It’s not RNH’s fault he was taken at the top of the 2011 draft. He was the best player in a weak crop. It’s not even the Oilers’ fault. They had the top pick, and they took what was best available. Looking back through it, the best player in that draft turned out to probably be Dougie Hamilton, but you couldn’t get too many sheets of paper between him and anyone else, likely Mark Scheifele. And no one was saying Scheifele or Hamilton should go #1 in that draft at the time. Does anyone trade a #1 pick anymore? Maybe there’s a lesson there.

And Nugent-Hopkins has been fine. More than fine, really. He’s put up solid #2 center numbers pretty much his entire career. Never less than 43 points, never more than 56. On a really good team, which he’s never seen, that’s probably a third center. For the Oilers, it’s been a second, which tells you a lot, and until McJesus showed up a #1 center, which tells you more.

The Oilers probably missed their window to sell high on RNH, if they ever realized he would never live up to his #1 pick billing. That window certainly closed when they handed him $6M over seven years after his entry-level deal expired. But what do you do? You’ve taken this guy #1, McDavid wasn’t anywhere near the scene yet, and you have to look like you know what you’re doing somewhat. We said, “somewhat.”

And now the Oilers are on the brink of making that $6M look very economical, despite themselves, which we have to believe means it was on accident. After handing Leon Draisaitl a huge deal last year, the Oilers knew they pretty much had two #2 centers, and one center who would be far too expensive to be anchoring a third line. Draisaitl is getting the bigger paycheck, so they’ve left him to work out the more valuable role, behind Run CMD. Which means for the first time in his NHL career, Nugent-Hopkins is on a wing. And he seems to be taking to it.

RNH has 13 points in 11 games running with McDavid, as just about anyone would (though the Oilers keep finding players who somehow can’t, a true miracle). He’s never been anything close to a point-per-game as a center, but in that range is the buy-in for a half-decent winger with the best player in the game.

This could work out well for all parties. If RNH were to put up 60 or 70 points this year, that’s well worth $6 million a year. For the two years the Oilers have left to pay him, they would think that’s a good deal. It also might look attractive to other teams, who won’t see much past the point-total and the salary and perhaps not the factors that led to it. After all, very few teams can put a winger with a center anywhere near the quality of McDavid. There’s like three others, maybe. So get ready for an RNH-Kessel trade this summer or something.
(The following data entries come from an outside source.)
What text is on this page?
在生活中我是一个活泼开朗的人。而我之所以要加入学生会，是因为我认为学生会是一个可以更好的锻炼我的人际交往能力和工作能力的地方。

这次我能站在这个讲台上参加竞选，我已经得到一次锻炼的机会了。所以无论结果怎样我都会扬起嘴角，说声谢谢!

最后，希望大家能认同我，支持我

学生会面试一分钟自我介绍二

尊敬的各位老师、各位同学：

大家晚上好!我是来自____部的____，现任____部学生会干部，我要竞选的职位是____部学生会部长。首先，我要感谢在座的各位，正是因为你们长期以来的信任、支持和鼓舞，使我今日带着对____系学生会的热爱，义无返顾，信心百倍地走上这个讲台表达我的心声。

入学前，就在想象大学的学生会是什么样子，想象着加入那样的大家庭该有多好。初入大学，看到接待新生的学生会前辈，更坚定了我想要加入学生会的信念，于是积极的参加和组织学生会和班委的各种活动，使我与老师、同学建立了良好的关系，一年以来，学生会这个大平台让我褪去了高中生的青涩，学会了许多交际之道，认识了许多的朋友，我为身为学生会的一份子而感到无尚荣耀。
It also works out for RNH. He will hit the UFA market at the age of 28 in the summer of 2021, though under a new CBA. After a couple years with McDavid who knows what his numbers could look like, and he can advertise being able to play both wing and center. That’s assuming he doesn’t cash in with the Oilers themselves, but free agents at 28 are still something of a rarity in the NHL. A raise from his current $6M per year should be a kip.

Nugent-Hopkins never turned into the franchise-shifting center a #1 pick suggests. But he was in a year where someone had to have that label. After all this time, both he and the Oilers may finally be maximizing their value to each other.